Of course this is not the time for irony or mocking. We're a nation at war. Or, er, not really at war, but you know, a war-like, uh, conflict. Which is awkward since they just spent a bunch of time and money and vomiting red-meat into microphones insisting that the Department of Defense is now the Department of The-Double-U-Word. It's tough to claim your disinterested in a thing when it's now on the letterhead of all the new stationery you just ordered. I've never seen an administration backtrack and double down at the same time, but I guess these are unprecedented times for a reason.

What that reason is specifically, like all things of this particularly stupid historical moment, evades me. Ideally any potential drone strikes in proximity to my home area do the same.

Thursday, March 5, 2026

An Editor Has Nominated This Article For Deletion

The enduring lie of the present is the sensation that all of it is a) important and b) will be reckoned with permanently. I don't really see any other viable way for experience to work, so I'm not really being critical of the people experiencing the present as such. To go further, it would categorically be a mistake to regard what is happening to you right now as an abstraction to be disregarded as insignificant when considered against the scope of the whole of your lived life. This is how people get hit by cars.

Right now today, it seems relevant to write about and try to contextualize the fact that Kristi Noem was just fired as the secretary of Homeland Security, thus far the biggest casualty of the second Trump administration. This is of course if we're using "casualty" in the sense the political press uses it when talking about the inside-baseball of Washington job shuffling, not literal casualties. Not only are there plenty of them to consider in the non-metaphorical sense already, we're making more all the time.

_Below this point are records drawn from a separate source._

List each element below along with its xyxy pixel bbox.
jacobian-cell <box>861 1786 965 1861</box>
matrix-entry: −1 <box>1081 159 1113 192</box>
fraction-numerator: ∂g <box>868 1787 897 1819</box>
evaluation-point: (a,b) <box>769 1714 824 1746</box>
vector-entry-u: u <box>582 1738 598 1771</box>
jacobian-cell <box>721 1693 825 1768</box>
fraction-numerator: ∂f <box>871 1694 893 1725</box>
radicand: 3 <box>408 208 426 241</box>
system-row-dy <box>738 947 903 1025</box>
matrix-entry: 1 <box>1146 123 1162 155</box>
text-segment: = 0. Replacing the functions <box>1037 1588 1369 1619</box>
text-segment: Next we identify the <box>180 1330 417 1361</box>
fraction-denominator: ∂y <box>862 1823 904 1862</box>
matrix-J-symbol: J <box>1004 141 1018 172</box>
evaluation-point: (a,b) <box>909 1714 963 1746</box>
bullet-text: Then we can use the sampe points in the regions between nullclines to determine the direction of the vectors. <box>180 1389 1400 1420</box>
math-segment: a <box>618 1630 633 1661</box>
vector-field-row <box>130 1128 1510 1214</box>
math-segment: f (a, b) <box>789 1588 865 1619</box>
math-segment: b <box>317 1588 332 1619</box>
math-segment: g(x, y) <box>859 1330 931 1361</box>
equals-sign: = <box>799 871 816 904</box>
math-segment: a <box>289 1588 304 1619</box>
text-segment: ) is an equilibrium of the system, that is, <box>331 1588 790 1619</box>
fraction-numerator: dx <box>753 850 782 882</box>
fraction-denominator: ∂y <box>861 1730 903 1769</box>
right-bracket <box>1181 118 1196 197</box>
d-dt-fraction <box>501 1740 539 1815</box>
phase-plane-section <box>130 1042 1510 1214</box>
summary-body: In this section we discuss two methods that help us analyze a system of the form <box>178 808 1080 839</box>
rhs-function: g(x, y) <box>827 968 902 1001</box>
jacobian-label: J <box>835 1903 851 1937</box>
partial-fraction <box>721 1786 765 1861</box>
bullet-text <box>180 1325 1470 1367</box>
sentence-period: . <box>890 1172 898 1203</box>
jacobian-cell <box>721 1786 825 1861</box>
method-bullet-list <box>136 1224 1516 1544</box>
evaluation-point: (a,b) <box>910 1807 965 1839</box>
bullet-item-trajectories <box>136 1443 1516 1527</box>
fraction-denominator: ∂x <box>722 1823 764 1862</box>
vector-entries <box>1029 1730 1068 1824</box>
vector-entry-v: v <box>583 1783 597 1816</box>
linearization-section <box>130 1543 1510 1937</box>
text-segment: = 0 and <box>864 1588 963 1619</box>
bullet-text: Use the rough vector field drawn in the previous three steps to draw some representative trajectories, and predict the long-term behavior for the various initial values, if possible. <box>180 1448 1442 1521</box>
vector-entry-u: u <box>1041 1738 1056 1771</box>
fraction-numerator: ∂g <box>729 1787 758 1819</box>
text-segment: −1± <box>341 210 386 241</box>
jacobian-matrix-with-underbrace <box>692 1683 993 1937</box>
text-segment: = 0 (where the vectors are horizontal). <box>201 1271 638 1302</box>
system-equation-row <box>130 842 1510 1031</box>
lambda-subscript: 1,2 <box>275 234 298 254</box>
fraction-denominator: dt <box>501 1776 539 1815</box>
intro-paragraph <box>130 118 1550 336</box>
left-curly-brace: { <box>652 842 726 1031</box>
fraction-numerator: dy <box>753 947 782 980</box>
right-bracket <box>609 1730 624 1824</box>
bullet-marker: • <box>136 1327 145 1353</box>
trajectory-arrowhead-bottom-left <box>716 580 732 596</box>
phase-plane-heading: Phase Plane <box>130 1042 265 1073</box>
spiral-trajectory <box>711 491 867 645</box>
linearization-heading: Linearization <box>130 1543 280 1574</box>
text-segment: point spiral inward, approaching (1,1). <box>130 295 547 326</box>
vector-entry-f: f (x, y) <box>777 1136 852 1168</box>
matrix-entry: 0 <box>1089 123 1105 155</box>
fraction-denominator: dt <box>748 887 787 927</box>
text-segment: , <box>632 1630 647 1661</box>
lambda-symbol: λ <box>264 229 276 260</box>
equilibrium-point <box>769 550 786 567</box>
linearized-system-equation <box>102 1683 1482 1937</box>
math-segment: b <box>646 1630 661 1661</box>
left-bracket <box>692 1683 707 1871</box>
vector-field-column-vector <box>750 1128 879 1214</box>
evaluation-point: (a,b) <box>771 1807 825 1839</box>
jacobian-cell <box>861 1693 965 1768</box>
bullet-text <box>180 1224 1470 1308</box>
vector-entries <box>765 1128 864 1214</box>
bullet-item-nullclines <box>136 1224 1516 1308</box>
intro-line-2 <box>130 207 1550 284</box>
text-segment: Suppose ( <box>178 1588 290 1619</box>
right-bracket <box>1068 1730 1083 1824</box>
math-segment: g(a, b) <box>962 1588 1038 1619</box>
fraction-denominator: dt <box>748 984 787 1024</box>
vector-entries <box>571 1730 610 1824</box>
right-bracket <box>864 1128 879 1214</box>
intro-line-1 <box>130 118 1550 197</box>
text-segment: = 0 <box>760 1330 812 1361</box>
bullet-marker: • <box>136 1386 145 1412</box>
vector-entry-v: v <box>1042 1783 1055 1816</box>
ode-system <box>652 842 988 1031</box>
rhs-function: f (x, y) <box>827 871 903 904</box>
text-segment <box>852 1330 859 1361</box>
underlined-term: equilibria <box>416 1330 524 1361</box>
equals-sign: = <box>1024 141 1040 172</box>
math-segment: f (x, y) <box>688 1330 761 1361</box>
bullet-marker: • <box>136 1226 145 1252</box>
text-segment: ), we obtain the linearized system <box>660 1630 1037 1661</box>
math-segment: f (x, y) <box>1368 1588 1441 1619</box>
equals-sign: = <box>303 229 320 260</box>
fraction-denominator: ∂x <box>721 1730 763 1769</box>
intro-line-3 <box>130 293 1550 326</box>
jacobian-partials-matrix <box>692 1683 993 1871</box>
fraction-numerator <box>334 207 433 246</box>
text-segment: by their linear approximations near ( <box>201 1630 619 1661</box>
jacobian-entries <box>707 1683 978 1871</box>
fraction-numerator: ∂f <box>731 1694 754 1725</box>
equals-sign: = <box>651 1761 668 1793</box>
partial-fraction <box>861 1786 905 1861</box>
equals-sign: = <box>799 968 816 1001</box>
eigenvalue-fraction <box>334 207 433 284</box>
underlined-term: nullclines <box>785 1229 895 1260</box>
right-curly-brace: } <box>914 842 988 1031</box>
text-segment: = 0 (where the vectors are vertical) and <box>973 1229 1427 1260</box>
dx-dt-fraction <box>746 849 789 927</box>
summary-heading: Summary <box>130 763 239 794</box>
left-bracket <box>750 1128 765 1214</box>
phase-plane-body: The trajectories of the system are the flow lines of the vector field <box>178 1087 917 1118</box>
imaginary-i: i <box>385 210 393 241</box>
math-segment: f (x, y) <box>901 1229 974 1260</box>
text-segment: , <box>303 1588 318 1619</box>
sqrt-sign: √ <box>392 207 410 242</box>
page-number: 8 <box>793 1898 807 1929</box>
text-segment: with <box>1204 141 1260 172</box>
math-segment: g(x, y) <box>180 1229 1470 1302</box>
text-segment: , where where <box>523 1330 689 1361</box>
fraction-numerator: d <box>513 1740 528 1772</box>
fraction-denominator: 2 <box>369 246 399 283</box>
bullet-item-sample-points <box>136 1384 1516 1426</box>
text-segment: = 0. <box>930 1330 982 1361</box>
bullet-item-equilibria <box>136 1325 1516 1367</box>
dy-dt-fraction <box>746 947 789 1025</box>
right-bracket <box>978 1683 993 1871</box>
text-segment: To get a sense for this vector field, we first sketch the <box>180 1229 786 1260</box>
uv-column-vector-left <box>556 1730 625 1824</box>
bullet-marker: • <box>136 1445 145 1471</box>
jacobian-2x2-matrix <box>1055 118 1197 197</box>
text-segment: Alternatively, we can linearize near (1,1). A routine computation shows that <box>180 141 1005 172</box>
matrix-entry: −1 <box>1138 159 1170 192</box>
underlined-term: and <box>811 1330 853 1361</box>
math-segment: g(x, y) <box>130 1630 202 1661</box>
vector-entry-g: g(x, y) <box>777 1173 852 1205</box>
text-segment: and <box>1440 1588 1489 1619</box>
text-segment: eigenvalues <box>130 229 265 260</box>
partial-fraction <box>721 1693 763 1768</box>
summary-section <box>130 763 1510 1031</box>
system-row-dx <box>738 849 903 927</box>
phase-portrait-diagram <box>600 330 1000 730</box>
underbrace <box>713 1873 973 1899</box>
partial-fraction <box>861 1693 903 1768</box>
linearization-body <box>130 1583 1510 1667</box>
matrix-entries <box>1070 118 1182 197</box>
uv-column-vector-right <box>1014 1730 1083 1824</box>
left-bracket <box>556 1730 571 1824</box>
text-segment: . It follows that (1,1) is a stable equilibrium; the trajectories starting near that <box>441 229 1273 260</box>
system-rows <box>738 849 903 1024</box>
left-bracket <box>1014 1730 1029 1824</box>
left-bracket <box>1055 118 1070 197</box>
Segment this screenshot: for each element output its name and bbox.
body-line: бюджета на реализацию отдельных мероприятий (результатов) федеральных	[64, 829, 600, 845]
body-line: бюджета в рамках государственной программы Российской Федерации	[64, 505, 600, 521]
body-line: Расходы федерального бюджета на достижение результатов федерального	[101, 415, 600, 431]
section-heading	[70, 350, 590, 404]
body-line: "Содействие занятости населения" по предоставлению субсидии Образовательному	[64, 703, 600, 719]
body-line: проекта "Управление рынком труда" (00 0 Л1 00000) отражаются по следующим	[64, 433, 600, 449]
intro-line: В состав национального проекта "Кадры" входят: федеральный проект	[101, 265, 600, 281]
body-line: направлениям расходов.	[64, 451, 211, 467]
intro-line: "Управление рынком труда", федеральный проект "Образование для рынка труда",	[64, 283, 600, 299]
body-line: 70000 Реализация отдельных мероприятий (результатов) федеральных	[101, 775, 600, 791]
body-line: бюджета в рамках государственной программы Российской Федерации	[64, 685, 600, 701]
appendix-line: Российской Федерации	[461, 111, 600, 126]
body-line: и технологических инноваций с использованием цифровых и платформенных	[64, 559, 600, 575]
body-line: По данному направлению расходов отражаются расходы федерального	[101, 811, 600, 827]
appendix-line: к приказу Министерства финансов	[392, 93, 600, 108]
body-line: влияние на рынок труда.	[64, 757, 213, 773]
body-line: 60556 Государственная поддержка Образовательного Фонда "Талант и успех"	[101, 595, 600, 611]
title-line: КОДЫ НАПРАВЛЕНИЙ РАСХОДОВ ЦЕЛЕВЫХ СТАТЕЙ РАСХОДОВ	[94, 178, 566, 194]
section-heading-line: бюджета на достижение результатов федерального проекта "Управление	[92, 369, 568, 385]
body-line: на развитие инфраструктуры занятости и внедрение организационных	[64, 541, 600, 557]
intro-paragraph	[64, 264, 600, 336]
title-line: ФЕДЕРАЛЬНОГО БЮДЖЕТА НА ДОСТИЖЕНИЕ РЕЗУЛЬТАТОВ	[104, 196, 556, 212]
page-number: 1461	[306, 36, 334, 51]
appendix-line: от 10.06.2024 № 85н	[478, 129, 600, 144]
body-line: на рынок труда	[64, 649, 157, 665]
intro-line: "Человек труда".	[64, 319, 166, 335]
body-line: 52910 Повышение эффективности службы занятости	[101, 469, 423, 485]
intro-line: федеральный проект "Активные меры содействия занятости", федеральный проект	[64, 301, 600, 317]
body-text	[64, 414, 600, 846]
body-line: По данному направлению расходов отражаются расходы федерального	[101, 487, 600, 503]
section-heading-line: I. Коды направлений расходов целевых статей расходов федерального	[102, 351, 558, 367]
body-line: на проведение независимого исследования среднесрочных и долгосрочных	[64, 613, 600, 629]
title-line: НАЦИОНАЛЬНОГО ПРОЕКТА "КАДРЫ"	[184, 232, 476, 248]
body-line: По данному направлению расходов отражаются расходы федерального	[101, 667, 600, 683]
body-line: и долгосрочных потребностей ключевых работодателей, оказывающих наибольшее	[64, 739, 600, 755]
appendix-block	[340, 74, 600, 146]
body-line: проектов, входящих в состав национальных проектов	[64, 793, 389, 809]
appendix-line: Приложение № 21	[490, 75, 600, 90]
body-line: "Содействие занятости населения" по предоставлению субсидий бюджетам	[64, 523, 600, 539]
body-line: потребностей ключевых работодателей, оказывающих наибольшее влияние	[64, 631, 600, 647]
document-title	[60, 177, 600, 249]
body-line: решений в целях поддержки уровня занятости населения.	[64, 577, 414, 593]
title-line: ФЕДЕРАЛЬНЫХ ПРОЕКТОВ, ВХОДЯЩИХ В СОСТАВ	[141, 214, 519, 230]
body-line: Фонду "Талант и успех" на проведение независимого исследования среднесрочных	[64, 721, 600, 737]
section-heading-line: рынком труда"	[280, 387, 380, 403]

There was a rhythm to the first Trump administration, where a bunch of pinhead conventional doofuses convinced him he had to appoint a bunch of nominally capable normies to high level positions in order to give his administration a skein of competence/responsibility, like for example former U.S. Marine Corps Gen. James Mattis as secretary of Defense, only to eventually discover that neither competence nor responsibility were desirable traits within the workplace culture led by Donald Trump. These boring people would then resign, be fired, or resign but then have Trump proclaim that he had actually fired them, culminating of course in the consistently self-damning public campaign to make sure everyone knows that actually, that person who quit/was fired was actually a useless, traitorous moron. After all the terminations, by my count like 98% of that first cabinet was populated with useless, traitorous morons. To be fair to Trump, in some cases, this opinion was borne out.

This time around though, the administration was much more clear-minded in what they wanted from a cabinet and surrounding officials, which is how you get a Kristi Noem in charge of DHS in the first place: absolute tabula rasa personalities not just willing but eager to leave aside the nourishing ideals of integrity and service for the thin gruel of servility and obsequiousness.

So why fire a parrot when you hired someone with the job description "is a parrot" in the first place? Because sometimes a parrot fails you by actually repeating things you said, for which they must be mercilessly punished.

This is after Noem got beat to hell in a Congressional hearing that covered things like how much money she wasted and whom she was or wasn't boning. It didn't even get to the actual people she's responsible for killing on her watch at DHS, so you know this was some serious shit.

It's unusual because, as I said, in this second Trump go-round, the firings are way less frequent. Since it's right now, it has the feeling of being significant, but go back to that first paragraph: will this actually matter or is it just a moment? Consider that he's replacing her with Markwayne Mullin, by some lights the dumbest person in either house of Congress. Sure, Kristi Noem is gone, which feels like a win, but honestly, how are we even going to notice?

I would say Plus ça change... but I'm worried about a DHS AI bot finding this and prosecuting me for it when French finally becomes illegal.